Dos Santos, whose date with Rozenstruik is booked for the same Aug. 15 card as Miocic-Cormier 3, has a similarly bullish outlook on his division.

"Heavyweight is really exciting right now, with big names and big fights happening," the 36-year-old former champion said. "I feel great being part of it, and I see myself in good position."

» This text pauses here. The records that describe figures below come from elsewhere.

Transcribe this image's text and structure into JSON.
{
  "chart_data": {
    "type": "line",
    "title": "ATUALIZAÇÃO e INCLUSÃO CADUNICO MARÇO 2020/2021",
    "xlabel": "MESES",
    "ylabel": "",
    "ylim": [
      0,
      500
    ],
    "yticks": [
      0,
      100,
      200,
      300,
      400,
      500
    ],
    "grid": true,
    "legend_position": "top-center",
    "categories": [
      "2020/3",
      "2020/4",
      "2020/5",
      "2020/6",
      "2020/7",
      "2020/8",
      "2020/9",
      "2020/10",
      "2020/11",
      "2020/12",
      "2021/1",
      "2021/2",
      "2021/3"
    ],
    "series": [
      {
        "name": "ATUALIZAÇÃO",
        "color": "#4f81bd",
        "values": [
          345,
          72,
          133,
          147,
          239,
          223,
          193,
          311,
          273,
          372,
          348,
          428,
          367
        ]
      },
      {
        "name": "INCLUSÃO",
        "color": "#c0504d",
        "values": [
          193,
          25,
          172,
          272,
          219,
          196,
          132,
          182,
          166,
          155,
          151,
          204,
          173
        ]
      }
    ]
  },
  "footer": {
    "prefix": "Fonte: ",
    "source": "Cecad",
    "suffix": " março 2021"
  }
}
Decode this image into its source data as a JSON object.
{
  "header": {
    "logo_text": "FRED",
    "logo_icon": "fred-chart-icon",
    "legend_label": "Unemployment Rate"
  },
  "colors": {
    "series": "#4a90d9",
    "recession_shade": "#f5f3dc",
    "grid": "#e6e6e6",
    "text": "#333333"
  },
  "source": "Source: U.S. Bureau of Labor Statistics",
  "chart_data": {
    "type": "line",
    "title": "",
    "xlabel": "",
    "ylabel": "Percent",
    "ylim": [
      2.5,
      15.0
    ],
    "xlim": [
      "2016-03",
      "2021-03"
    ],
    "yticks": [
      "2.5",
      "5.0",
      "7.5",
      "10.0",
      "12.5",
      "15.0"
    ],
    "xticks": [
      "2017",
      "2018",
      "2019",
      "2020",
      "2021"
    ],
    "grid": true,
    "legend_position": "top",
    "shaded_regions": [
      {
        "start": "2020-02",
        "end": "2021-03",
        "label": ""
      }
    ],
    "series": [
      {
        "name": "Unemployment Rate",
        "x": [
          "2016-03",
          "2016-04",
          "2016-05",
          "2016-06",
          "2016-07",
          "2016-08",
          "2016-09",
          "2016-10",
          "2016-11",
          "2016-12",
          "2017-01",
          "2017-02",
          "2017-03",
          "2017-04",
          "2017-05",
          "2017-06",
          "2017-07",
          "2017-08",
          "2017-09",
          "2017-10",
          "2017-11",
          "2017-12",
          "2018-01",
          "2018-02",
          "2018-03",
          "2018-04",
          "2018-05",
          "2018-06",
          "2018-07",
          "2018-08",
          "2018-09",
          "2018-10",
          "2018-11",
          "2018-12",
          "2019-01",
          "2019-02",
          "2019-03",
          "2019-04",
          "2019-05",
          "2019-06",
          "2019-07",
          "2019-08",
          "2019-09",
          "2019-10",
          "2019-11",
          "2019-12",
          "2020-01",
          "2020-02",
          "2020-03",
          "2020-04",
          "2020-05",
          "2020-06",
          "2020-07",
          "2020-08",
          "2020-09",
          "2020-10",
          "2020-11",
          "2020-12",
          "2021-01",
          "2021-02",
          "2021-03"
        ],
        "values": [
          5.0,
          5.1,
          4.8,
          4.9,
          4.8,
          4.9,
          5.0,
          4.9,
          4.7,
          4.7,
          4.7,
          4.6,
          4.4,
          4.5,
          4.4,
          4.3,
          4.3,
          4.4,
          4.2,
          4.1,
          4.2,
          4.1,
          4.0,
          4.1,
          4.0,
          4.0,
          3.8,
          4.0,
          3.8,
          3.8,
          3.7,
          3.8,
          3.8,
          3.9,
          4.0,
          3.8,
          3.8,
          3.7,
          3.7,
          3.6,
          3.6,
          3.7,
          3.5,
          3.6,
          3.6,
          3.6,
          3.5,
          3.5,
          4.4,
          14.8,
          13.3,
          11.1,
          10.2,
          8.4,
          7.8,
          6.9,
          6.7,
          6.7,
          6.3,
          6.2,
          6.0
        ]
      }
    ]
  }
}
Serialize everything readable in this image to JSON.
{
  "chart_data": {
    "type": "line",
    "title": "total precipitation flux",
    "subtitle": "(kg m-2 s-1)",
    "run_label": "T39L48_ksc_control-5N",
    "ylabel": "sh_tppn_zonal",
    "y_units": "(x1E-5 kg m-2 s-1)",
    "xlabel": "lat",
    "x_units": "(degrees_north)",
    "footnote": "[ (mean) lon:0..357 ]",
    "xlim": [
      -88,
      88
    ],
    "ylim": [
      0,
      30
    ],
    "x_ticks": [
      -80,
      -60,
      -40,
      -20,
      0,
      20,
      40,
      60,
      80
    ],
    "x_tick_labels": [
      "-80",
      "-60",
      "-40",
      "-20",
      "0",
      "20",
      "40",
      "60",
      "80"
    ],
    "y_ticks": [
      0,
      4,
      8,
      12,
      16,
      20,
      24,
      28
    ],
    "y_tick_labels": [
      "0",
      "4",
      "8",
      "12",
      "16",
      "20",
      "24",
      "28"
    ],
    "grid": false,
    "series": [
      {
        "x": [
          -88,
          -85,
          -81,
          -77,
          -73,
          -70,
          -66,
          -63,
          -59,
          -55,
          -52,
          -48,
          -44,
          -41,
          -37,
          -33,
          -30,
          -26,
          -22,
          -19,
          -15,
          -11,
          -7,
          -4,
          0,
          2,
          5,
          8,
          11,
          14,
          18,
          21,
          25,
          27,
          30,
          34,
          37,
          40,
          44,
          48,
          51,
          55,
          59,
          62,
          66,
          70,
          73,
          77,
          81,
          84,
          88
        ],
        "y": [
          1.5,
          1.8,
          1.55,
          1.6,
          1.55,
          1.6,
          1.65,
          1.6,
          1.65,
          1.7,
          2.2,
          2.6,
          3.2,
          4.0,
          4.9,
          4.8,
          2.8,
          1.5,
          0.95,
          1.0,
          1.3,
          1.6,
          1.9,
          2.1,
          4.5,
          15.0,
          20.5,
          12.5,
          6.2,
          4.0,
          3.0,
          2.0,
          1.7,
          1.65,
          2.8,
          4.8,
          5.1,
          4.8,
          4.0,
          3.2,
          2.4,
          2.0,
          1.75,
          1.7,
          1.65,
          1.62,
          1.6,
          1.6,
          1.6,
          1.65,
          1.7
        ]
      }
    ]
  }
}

JDS recognizes the waiting game that he and other heavyweights have had to play, but he sees a positive in the gridlock. It has given him time to resuscitate his career after two straight losses. His defeats came against the iron of the division, Ngannou and Blaydes, and that is reflected in dos Santos' still being ranked in the "good position" of No. 5 among heavyweights. But he acknowledges the predicament he now faces.

"It's never happened before in my career -- losing two fights in a row," he said. "So it's been a rough moment for me. But man, I'm learning a lot."

If dos Santos can persevere, so can the other contenders-in-waiting. Ngannou is front and center among them. He has no fight booked, but he clearly has next, unless Jones cuts the line for a title shot or matchmaking vagaries strike again.

Beyond that potentially unsettling drama, the rest of the heavyweights are ready to jockey for position. Overeem has no fight booked, but last month's TKO of Walt Harris situated him in a strong position. Lewis is set for an Aug. 8 meeting with Alexey Oleinik. One week after that, mere minutes after dos Santos and ninth-ranked Rozenstruik slug it out, Miocic and Cormier will step into the Octagon to complete their trilogy and set the top of the heavyweight division back in motion.

It all starts Saturday, though, when Blaydes and Volkov throw down in Vegas. There's no clearly defined path forward for the winner. The loser will have even more ground to make up. But at least there's now a light at the end of the tunnel for these two fighters on a roll and the rest of the heavyweight elite.